In 2005, high-resolution images from the Cassini-Huygens mission to Saturn and Titan revealed icy jets and plumes ejecting particles into space above the southern polar region of Enceladus. After examining several models, researchers working on the Cassini mission theorized that the source of the plumes could be pockets of liquid water close to the surface of Enceladus — like icy versions of Yellowstone’s Old Faithful geyser.

In 2008, Cassini completed several “flybys” of Enceladus, including one on October 9 that brought the spacecraft to within just 16 miles of the moon’s surface — the closest flyby yet of any Saturn moon. Thanks to Cassini’s cameras and instruments, these flybys gave researchers a closer look at the plumes. Scientists from NASA’s Jet Propulsion Laboratory, the University of Colorado, and the University of Central Florida teamed up to analyze both the water vapor plumes and the ice particles being ejected from the moon. Their conclusion? That the plumes may come from a liquid water source beneath the surface of Enceladus. According to the scientists, the geysers’ behavior supports a mathematical model that treats the vents as nozzles that channel water vapor from a liquid reservoir to the moon’s surface at supersonic speeds. The team’s findings were reported in the November 27 issue of the journal Nature.

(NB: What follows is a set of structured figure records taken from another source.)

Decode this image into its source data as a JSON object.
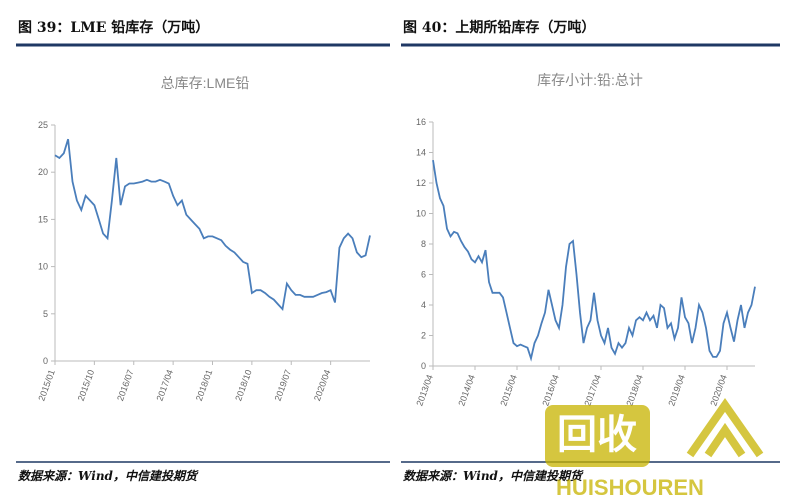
{
  "headers": [
    "图 39：LME 铅库存（万吨）",
    "图 40：上期所铅库存（万吨）"
  ],
  "sources": [
    "数据来源：Wind，中信建投期货",
    "数据来源：Wind，中信建投期货"
  ],
  "watermark": [
    "回收",
    "HUISHOUREN"
  ],
  "chart_data": [
    {
      "type": "line",
      "title": "总库存:LME铅",
      "color": "#4a7ebb",
      "x": [
        "2015/01",
        "2015/02",
        "2015/03",
        "2015/04",
        "2015/05",
        "2015/06",
        "2015/07",
        "2015/08",
        "2015/09",
        "2015/10",
        "2015/11",
        "2015/12",
        "2016/01",
        "2016/02",
        "2016/03",
        "2016/04",
        "2016/05",
        "2016/06",
        "2016/07",
        "2016/08",
        "2016/09",
        "2016/10",
        "2016/11",
        "2016/12",
        "2017/01",
        "2017/02",
        "2017/03",
        "2017/04",
        "2017/05",
        "2017/06",
        "2017/07",
        "2017/08",
        "2017/09",
        "2017/10",
        "2017/11",
        "2017/12",
        "2018/01",
        "2018/02",
        "2018/03",
        "2018/04",
        "2018/05",
        "2018/06",
        "2018/07",
        "2018/08",
        "2018/09",
        "2018/10",
        "2018/11",
        "2018/12",
        "2019/01",
        "2019/02",
        "2019/03",
        "2019/04",
        "2019/05",
        "2019/06",
        "2019/07",
        "2019/08",
        "2019/09",
        "2019/10",
        "2019/11",
        "2019/12",
        "2020/01",
        "2020/02",
        "2020/03",
        "2020/04",
        "2020/05",
        "2020/06",
        "2020/07",
        "2020/08",
        "2020/09",
        "2020/10",
        "2020/11",
        "2020/12",
        "2021/01"
      ],
      "values": [
        21.8,
        21.5,
        22,
        23.5,
        19,
        17,
        16,
        17.5,
        17,
        16.5,
        15,
        13.5,
        13,
        17,
        21.5,
        16.5,
        18.5,
        18.8,
        18.8,
        18.9,
        19,
        19.2,
        19,
        19,
        19.2,
        19,
        18.8,
        17.5,
        16.5,
        17,
        15.5,
        15,
        14.5,
        14,
        13,
        13.2,
        13.2,
        13,
        12.8,
        12.2,
        11.8,
        11.5,
        11,
        10.5,
        10.3,
        7.2,
        7.5,
        7.5,
        7.2,
        6.8,
        6.5,
        6,
        5.5,
        8.2,
        7.5,
        7,
        7,
        6.8,
        6.8,
        6.8,
        7,
        7.2,
        7.3,
        7.5,
        6.2,
        12,
        13,
        13.5,
        13,
        11.5,
        11,
        11.2,
        13.3
      ],
      "ylim": [
        0,
        25
      ],
      "yticks": [
        0,
        5,
        10,
        15,
        20,
        25
      ],
      "xticks": [
        "2015/01",
        "2015/10",
        "2016/07",
        "2017/04",
        "2018/01",
        "2018/10",
        "2019/07",
        "2020/04"
      ]
    },
    {
      "type": "line",
      "title": "库存小计:铅:总计",
      "color": "#4a7ebb",
      "x": [
        "2013/04",
        "2013/05",
        "2013/06",
        "2013/07",
        "2013/08",
        "2013/09",
        "2013/10",
        "2013/11",
        "2013/12",
        "2014/01",
        "2014/02",
        "2014/03",
        "2014/04",
        "2014/05",
        "2014/06",
        "2014/07",
        "2014/08",
        "2014/09",
        "2014/10",
        "2014/11",
        "2014/12",
        "2015/01",
        "2015/02",
        "2015/03",
        "2015/04",
        "2015/05",
        "2015/06",
        "2015/07",
        "2015/08",
        "2015/09",
        "2015/10",
        "2015/11",
        "2015/12",
        "2016/01",
        "2016/02",
        "2016/03",
        "2016/04",
        "2016/05",
        "2016/06",
        "2016/07",
        "2016/08",
        "2016/09",
        "2016/10",
        "2016/11",
        "2016/12",
        "2017/01",
        "2017/02",
        "2017/03",
        "2017/04",
        "2017/05",
        "2017/06",
        "2017/07",
        "2017/08",
        "2017/09",
        "2017/10",
        "2017/11",
        "2017/12",
        "2018/01",
        "2018/02",
        "2018/03",
        "2018/04",
        "2018/05",
        "2018/06",
        "2018/07",
        "2018/08",
        "2018/09",
        "2018/10",
        "2018/11",
        "2018/12",
        "2019/01",
        "2019/02",
        "2019/03",
        "2019/04",
        "2019/05",
        "2019/06",
        "2019/07",
        "2019/08",
        "2019/09",
        "2019/10",
        "2019/11",
        "2019/12",
        "2020/01",
        "2020/02",
        "2020/03",
        "2020/04",
        "2020/05",
        "2020/06",
        "2020/07",
        "2020/08",
        "2020/09",
        "2020/10",
        "2020/11",
        "2020/12"
      ],
      "values": [
        13.5,
        12,
        11,
        10.5,
        9,
        8.5,
        8.8,
        8.7,
        8.2,
        7.8,
        7.5,
        7,
        6.8,
        7.2,
        6.8,
        7.6,
        5.5,
        4.8,
        4.8,
        4.8,
        4.5,
        3.5,
        2.5,
        1.5,
        1.3,
        1.4,
        1.3,
        1.2,
        0.5,
        1.5,
        2,
        2.8,
        3.5,
        5,
        4,
        3,
        2.5,
        4,
        6.5,
        8,
        8.2,
        6,
        3.5,
        1.5,
        2.5,
        3,
        4.8,
        3,
        2,
        1.5,
        2.5,
        1.2,
        0.8,
        1.5,
        1.2,
        1.5,
        2.5,
        2,
        3,
        3.2,
        3,
        3.5,
        3,
        3.3,
        2.5,
        4,
        3.8,
        2.5,
        2.8,
        1.8,
        2.5,
        4.5,
        3.2,
        2.8,
        1.5,
        2.5,
        4,
        3.5,
        2.5,
        1,
        0.6,
        0.6,
        1,
        2.8,
        3.5,
        2.5,
        1.6,
        3,
        4,
        2.5,
        3.5,
        4,
        5.2
      ],
      "ylim": [
        0,
        16
      ],
      "yticks": [
        0,
        2,
        4,
        6,
        8,
        10,
        12,
        14,
        16
      ],
      "xticks": [
        "2013/04",
        "2014/04",
        "2015/04",
        "2016/04",
        "2017/04",
        "2018/04",
        "2019/04",
        "2020/04"
      ]
    }
  ]
}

Because water is a fundamental requirement of life, the presence of liquid water on Enceladus would have major implications for the possibility of life within icy bodies of the outer solar system. Currently, liquid water is only known to exist in two places in the solar system: Earth and Jupiter’s moon Europa.

Further studies of Enceladus are a prime goal of Cassini’s “Equinox Mission,” which is now underway and will continue through September 2010.